For years now all the prints I have made in the darkroom have been Platinum prints. This is a process from the 1870s where you coat the 100% cotton paper with a Platinum/Palladium solution then expose it with the negative in UV light. It is then developed and cleared leaving an image that is composed of only the two metals. The long lockdown I have had a lot of time to experiment with prints. Online I found a reprint of a book from 1915 where a printer named Foley described making Platinum prints with not one but two or three exposures. This process gave him much better prints than others of his time.
Irving Penn is a well known fashion photographer that in the 1960s is credited with bringing back the Platinum printing process that disappeared after WW1 as all the metal went into the war effort. Some of his best prints were made with two or three exposures but he kept his process secret. It is most likely he he made highlight masks for his negatives although some think he used several negatives on different contrast. In any event we do know that he bonded his paper to an aluminum sheet which he pin registered to his negatives. Without having the paper bonded to aluminum the slight shrinkage of the paper would ruin the print and registration was necessary so that each negative would print in register with the others.

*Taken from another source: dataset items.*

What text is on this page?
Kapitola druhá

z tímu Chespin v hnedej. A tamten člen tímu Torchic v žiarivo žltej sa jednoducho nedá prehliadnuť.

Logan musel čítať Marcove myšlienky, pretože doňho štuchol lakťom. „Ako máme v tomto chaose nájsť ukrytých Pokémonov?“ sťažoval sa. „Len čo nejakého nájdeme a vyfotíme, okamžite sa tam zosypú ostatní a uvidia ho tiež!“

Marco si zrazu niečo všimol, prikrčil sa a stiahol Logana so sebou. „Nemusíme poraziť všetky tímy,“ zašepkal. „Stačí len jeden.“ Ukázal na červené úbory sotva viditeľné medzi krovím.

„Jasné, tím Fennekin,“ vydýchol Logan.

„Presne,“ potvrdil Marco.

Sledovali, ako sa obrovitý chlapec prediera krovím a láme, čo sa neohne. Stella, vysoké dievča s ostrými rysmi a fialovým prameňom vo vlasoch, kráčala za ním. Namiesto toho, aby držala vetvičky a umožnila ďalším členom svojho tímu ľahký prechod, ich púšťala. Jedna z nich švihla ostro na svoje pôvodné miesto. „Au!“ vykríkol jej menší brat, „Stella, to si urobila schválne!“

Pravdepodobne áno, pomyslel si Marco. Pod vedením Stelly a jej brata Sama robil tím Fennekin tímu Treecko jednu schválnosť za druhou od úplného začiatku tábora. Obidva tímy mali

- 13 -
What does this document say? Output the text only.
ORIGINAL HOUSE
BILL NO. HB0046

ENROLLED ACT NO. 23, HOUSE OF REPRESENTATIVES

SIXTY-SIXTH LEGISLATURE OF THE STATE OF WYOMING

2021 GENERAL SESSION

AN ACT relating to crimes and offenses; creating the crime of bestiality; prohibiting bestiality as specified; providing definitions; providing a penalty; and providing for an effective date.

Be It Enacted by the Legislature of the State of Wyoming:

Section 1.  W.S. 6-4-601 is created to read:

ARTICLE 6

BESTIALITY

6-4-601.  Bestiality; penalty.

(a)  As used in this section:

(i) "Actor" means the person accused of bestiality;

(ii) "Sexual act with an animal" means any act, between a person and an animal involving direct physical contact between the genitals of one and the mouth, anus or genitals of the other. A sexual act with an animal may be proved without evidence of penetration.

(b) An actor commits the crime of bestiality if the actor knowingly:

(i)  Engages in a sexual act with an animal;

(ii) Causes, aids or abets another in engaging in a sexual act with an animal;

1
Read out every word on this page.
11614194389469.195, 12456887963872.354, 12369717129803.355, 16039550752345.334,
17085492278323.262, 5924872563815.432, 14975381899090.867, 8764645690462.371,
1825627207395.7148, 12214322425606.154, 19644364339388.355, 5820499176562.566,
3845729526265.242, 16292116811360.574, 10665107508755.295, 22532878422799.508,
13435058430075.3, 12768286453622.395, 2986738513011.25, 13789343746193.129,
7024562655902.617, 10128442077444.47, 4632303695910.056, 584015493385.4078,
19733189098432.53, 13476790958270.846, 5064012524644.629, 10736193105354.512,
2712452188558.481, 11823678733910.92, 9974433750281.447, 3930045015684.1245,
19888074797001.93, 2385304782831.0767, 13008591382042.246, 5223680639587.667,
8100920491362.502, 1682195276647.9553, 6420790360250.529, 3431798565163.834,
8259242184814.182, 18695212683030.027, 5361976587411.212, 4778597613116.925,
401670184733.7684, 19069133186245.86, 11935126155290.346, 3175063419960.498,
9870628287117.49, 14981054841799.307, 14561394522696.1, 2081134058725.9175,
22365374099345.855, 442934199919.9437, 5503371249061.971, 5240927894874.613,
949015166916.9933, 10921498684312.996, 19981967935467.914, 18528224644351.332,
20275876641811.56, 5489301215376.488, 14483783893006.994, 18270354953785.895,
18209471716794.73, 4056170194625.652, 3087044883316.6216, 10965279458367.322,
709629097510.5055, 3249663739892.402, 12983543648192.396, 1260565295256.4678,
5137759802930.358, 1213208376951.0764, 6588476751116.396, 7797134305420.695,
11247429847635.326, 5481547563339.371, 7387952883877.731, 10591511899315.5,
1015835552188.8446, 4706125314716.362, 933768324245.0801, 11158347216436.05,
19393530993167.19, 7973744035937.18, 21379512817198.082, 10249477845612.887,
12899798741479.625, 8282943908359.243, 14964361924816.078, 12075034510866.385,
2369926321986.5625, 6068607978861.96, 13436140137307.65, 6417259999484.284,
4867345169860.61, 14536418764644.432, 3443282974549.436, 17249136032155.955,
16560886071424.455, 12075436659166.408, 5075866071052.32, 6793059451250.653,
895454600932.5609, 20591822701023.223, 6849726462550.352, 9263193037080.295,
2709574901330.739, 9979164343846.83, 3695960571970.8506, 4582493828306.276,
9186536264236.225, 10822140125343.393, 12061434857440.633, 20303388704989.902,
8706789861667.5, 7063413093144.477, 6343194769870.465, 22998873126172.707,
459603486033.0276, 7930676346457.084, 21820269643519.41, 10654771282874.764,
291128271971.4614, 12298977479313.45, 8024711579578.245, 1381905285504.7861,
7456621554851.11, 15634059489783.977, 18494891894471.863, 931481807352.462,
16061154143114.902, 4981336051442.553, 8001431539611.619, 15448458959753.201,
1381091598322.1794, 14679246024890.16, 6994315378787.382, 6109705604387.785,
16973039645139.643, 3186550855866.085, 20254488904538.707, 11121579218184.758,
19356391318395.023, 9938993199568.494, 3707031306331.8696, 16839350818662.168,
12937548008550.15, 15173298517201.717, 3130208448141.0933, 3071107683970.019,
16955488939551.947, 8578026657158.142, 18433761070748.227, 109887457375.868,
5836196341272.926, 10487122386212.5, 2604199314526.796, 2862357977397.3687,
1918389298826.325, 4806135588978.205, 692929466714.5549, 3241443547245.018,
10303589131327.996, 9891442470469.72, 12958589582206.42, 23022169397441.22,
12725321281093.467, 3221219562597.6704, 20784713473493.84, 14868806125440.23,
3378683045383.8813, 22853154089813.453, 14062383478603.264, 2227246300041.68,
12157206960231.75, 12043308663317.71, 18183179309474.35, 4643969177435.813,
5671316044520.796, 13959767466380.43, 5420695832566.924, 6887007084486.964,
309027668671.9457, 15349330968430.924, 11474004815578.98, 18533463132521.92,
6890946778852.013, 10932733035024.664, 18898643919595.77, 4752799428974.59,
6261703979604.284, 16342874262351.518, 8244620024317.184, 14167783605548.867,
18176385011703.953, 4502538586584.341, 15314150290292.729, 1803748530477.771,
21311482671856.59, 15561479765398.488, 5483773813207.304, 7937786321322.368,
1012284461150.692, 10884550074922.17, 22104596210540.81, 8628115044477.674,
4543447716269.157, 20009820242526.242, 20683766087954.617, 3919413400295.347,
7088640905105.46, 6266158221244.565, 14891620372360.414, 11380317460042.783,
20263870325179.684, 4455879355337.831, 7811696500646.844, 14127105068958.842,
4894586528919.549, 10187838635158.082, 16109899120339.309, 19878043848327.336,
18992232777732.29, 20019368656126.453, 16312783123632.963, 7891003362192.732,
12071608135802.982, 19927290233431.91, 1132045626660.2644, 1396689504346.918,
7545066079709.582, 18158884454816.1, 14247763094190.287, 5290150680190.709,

While Penn used film negatives that were enlarged to size on larger sheets of film, today we make negatives digitally. Platinum prints require negatives that are the same size as the print you intend to print. It seemed like it would be possible to make digital negatives to make prints using this Foley/Penn process.
The lockdown gave a lot of time to experiment with the process and this print is one of the first I have done. The paper is Hannahmule cotton paper and it is bonded to aluminum. The negative is printed on an Epson P800 with Epson inks on Pictorico film.